Sita Sings the Blues - Nina Paley
The film opens with a message worth quoting in full: “Sita Sings the Blues is an audience-funded project released under a Creative Commons Attribution-Share Alike license, except for certain songs under restrictive licenses required by the respective copyright holders.” Next begin the production credits: “Your Name Here presents … in association with Your Money … a Funded by You production.”
Sita Sings the Blues is compelling as much for how it was made as it is for its content. Writer-director-producer-editor-animator-production designer — a moment to catch my breath — Nina Paley, an independent filmmaker working out of New York, has in her struggle to secure licensing for her film become an outspoken advocate for free-culture.
Paley was influenced by, among other things, the songs of Annette Hanshaw, a popular jazz singer of the 1920s and 1930s whose work is featured on the soundtrack. According to Paley, the copyrights for Hanshaw’s recordings expired sometime in the 1980s everywhere but in New York State — the details of state-versus-federal copyright restrictions are so convoluted even Paley is baffled by them — but the songs themselves are controlled by corporations who demand tens of thousands of dollars for their use - tens of thousands of dollars per song! What corporations own these compositions? How did she eventually talk them down to the more “reasonable” lump sum of fifty thousand? What strings are attached? Paley doesn’t say; she is bound by confidentiality agreements. What is gained by making filmmakers go through hoops and pay through the nose to legally obtain these songs, which are nearly a century old? I don’t know. Paley doesn’t know. Who in the world does?

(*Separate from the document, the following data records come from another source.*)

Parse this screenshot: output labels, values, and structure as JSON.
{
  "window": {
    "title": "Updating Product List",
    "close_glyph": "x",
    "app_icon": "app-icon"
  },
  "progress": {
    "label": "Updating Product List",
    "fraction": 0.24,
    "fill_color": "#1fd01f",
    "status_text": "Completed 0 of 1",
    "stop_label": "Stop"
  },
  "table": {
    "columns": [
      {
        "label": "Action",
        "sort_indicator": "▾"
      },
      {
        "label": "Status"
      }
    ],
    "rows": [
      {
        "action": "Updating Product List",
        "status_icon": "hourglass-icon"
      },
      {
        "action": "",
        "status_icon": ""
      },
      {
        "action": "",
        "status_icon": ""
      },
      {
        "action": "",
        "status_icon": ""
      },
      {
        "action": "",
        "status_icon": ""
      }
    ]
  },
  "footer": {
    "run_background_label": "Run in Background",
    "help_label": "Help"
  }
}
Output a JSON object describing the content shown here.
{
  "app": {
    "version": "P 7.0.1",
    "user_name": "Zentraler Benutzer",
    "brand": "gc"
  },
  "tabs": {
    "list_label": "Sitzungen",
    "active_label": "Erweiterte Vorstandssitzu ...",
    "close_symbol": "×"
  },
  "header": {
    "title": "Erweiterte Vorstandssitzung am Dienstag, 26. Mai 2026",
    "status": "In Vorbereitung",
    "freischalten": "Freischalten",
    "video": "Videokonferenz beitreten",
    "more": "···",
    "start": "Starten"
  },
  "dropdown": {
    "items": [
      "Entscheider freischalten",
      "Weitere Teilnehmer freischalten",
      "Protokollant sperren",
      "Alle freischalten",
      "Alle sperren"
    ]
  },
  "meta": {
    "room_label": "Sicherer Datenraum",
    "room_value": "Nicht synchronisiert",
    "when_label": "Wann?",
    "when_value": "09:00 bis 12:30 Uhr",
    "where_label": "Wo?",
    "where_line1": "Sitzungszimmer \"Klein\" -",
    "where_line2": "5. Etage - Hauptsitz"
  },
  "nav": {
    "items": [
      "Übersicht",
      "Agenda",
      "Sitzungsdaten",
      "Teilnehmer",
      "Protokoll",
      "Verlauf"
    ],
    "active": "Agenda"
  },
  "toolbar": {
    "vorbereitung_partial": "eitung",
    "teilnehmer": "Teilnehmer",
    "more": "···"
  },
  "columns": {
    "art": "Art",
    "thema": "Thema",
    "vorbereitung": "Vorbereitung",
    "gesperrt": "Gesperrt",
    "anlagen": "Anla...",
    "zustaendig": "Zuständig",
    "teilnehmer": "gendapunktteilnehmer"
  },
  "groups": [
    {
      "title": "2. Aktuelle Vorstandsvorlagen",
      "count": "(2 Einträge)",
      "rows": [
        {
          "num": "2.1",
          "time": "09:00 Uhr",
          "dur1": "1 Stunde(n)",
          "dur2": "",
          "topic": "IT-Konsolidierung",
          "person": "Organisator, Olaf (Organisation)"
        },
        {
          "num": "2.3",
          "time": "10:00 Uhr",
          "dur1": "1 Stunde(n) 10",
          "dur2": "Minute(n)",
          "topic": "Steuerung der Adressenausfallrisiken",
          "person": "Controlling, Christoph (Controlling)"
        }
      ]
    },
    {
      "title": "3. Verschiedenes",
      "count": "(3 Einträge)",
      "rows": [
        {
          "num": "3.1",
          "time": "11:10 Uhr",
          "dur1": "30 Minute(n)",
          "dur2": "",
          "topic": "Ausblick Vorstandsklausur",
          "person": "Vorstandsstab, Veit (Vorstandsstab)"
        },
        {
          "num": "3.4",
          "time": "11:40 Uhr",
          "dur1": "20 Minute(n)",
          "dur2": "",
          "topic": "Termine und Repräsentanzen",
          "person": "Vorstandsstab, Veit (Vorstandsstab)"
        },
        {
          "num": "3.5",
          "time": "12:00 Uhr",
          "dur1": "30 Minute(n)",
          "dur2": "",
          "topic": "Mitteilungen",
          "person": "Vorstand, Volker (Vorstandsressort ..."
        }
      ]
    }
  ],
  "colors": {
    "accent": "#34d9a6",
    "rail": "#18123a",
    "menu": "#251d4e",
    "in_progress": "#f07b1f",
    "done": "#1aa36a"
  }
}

Such licensing issues are familiar to, if not readily comprehended by, anyone who habitually listens to the DVD audio commentaries for independent films, where the familiar refrain is, “I wanted to use so-and-so song but couldn’t afford it,” or “Thank you so-and-so recording artist for letting us use your music for free.” This is a negligible concern for the big-budget projects of large studios; Transformers could buy up the entire heavy-metal catalog and it would be a drop in the bucket. But if Paley had paid the original asking price for the Hanshaw songs — the songs, mind you, as the recordings of them were fair game — it would have cost more than her film’s entire production budget.

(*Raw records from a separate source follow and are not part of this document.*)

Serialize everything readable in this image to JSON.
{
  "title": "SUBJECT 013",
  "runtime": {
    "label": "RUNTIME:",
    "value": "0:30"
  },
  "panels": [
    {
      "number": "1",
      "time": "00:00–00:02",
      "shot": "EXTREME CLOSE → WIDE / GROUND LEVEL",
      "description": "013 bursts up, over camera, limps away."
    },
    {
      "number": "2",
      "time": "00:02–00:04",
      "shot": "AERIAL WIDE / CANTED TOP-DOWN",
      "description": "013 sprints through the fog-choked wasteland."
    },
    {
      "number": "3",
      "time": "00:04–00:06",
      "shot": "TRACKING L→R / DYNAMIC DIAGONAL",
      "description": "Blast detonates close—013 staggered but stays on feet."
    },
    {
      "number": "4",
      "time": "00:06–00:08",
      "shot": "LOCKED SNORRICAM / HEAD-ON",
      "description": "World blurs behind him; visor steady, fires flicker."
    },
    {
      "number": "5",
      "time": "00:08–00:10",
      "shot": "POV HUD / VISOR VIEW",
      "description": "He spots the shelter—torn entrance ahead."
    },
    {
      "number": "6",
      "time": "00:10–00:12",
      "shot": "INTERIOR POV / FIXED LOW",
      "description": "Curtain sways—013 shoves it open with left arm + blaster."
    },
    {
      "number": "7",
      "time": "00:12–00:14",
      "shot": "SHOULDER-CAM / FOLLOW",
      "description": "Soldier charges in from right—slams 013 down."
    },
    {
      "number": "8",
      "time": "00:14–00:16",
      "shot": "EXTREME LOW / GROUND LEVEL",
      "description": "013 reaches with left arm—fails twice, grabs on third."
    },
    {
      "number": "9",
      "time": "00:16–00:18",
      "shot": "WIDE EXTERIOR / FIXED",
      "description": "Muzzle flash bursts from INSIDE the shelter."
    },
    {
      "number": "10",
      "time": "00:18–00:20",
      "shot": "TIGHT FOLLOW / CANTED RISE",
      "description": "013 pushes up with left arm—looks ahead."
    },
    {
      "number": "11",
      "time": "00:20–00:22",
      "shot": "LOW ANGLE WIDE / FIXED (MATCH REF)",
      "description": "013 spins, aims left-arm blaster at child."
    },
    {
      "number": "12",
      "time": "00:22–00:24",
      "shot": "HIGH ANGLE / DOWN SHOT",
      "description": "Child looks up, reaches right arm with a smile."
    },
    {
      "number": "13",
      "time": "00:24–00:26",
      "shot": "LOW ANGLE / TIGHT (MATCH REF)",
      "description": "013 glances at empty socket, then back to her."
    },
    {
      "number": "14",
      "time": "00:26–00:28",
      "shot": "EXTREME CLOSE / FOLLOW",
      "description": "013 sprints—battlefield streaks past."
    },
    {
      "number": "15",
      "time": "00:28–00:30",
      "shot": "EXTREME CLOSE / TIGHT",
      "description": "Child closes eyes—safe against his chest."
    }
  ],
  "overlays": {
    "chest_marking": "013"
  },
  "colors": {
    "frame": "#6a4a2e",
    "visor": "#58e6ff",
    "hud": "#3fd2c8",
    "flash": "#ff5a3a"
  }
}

Paley discusses the ordeal in an extended interview on the DVD (recently made available in the US) and in the audio commentary, but halfway through some of her tortuous answers she forgets the question. I don’t blame her. She obtained the Creative Commons license and has distributed the film for free on the internet. It is available to be streamed at Paley’s website, and it is yours to do with as you wish. As for the finer legal points, she may yet have to sort them out. She explains on the website, “they could totally sue me.”

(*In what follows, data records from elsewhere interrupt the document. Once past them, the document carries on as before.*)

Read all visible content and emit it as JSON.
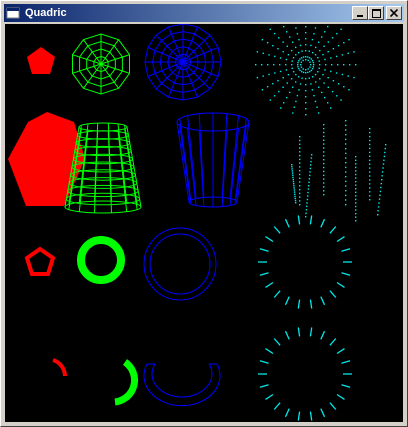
{
  "window": {
    "title": "Quadric",
    "buttons": [
      {
        "name": "minimize-button",
        "icon": "minimize-icon"
      },
      {
        "name": "maximize-button",
        "icon": "maximize-icon"
      },
      {
        "name": "close-button",
        "icon": "close-icon"
      }
    ]
  },
  "canvas": {
    "background": "#000000",
    "colors": {
      "red": "#ff0000",
      "green": "#00ff00",
      "blue": "#0000ff",
      "cyan": "#00e8e8"
    },
    "rows": [
      {
        "shapes": [
          "disk-fill",
          "sphere-wire-green",
          "sphere-wire-blue",
          "sphere-points-cyan"
        ]
      },
      {
        "shapes": [
          "cylinder-fill",
          "cylinder-wire-green",
          "cylinder-wire-blue",
          "cylinder-points-cyan"
        ]
      },
      {
        "shapes": [
          "ring-outline-red",
          "ring-fill-green",
          "ring-wire-blue",
          "ring-dashes-cyan"
        ]
      },
      {
        "shapes": [
          "partial-disk-red",
          "partial-disk-green",
          "partial-disk-blue",
          "partial-disk-cyan"
        ]
      }
    ]
  }
}
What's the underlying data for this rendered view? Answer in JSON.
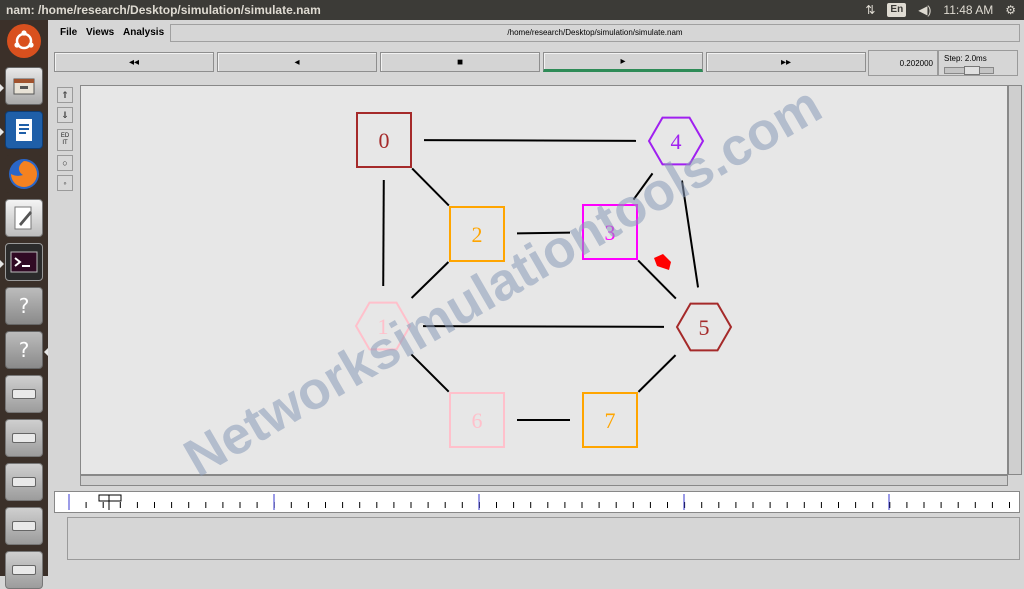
{
  "topbar": {
    "title": "nam: /home/research/Desktop/simulation/simulate.nam",
    "keyboard": "En",
    "clock": "11:48 AM",
    "network_icon": "network-arrows-icon",
    "volume_icon": "speaker-icon",
    "power_icon": "power-gear-icon"
  },
  "menu": {
    "file": "File",
    "views": "Views",
    "analysis": "Analysis",
    "path": "/home/research/Desktop/simulation/simulate.nam"
  },
  "controls": {
    "rewind": "◂◂",
    "back": "◂",
    "stop": "■",
    "play": "▸",
    "fast_forward": "▸▸",
    "time": "0.202000",
    "step": "Step: 2.0ms"
  },
  "tools": {
    "edit": "ED IT"
  },
  "network": {
    "nodes": [
      {
        "id": "0",
        "label": "0",
        "shape": "square",
        "color": "#a52a2a"
      },
      {
        "id": "1",
        "label": "1",
        "shape": "hexagon",
        "color": "#ffc0cb"
      },
      {
        "id": "2",
        "label": "2",
        "shape": "square",
        "color": "#ffa500"
      },
      {
        "id": "3",
        "label": "3",
        "shape": "square",
        "color": "#ff00ff"
      },
      {
        "id": "4",
        "label": "4",
        "shape": "hexagon",
        "color": "#a020f0"
      },
      {
        "id": "5",
        "label": "5",
        "shape": "hexagon",
        "color": "#a52a2a"
      },
      {
        "id": "6",
        "label": "6",
        "shape": "square",
        "color": "#ffc0cb"
      },
      {
        "id": "7",
        "label": "7",
        "shape": "square",
        "color": "#ffa500"
      }
    ],
    "links": [
      [
        "0",
        "4"
      ],
      [
        "0",
        "2"
      ],
      [
        "0",
        "1"
      ],
      [
        "2",
        "3"
      ],
      [
        "2",
        "1"
      ],
      [
        "3",
        "4"
      ],
      [
        "3",
        "5"
      ],
      [
        "4",
        "5"
      ],
      [
        "1",
        "5"
      ],
      [
        "1",
        "6"
      ],
      [
        "6",
        "7"
      ],
      [
        "7",
        "5"
      ]
    ],
    "packet_color": "#ff0000"
  },
  "watermark": {
    "text": "Networksimulationtools.com",
    "color": "#8a9bb8"
  },
  "launcher": {
    "items": [
      {
        "name": "ubuntu-logo-icon"
      },
      {
        "name": "files-icon"
      },
      {
        "name": "writer-icon"
      },
      {
        "name": "firefox-icon"
      },
      {
        "name": "text-editor-icon"
      },
      {
        "name": "terminal-icon"
      },
      {
        "name": "unknown-app-icon",
        "glyph": "?"
      },
      {
        "name": "unknown-app-icon",
        "glyph": "?"
      },
      {
        "name": "drive-icon"
      },
      {
        "name": "drive-icon"
      },
      {
        "name": "drive-icon"
      },
      {
        "name": "drive-icon"
      },
      {
        "name": "drive-icon"
      }
    ]
  }
}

All this talk of licenses, but what of the film? It’s enchanting. Inspired by the Ramayana, the classical Hindu epic poem by Valmiki, it tells the story of Rama, a king, and his wife Sita, whom he cruelly mistreats. Their scenes are intercut with an autobiographical story about Nina (who voices herself) and her husband, Dave, who announces the end of their marriage in a most unceremonious way; I believed this detail must have been invented, but no, it really happened; it is unsurprising then that Paley had to reach all the way back to ancient India to find her equal in brusque dismissal.
It’s fitting that this film is poised on the front lines of the free-culture debate. It’s a pan-cultural fantasia that incorporates multiple forms of animation — hand-drawn, collage, flash, and rotoscoping — for a story that blends Eastern iconography with Western feminist irony. Paley’s ancient Indian heroine sings with the voice of the American Jazz Age, while traditional shadow puppets narrate the action with modern skepticism. The film, in its very content, represents the freedom of culture, drawing from its disparate but somehow cohesive elements to explore a theme that reaches out across the centuries with a common ache: the loss of love.
But how funny it is! The animation is full of whimsy, from the exaggerated rendering of Sita’s buxom body to a graphic battle that succeeds as sublime, grisly slapstick. The biggest laughs come from the dialogue of the shadow puppets, improvised by the actors (Aseem Chhabra, Bhavana Nagulapally, and Manish Acharya); their irreverent conversations challenge outmoded values and revel in the questioning of absurd details, like how the king Ravana plays the veena with his intestines.
It’s too irreverent for some. Paley has been criticized by some traditionalists who take offense to her interpretation of the canonical Hindu text. She is fortunate that the Ramayana, unlike the Hanshaw songs, are part of the public domain.
Paley hopes that giving the film away for free will bring her more exposure and greater commercial success. So far it seems to be working. I rented it through a subscription DVD service and am proud of whatever contribution that has made to her cause. Now here I am, recommending it to you. See it. Share it. Discuss it. I’ll give the last word to Paley: “I hereby give Sita Sings the Blues to you … From the shared culture it came, and back into the shared culture it goes.”




I’ve been wondering about this. I’ll have to check it out.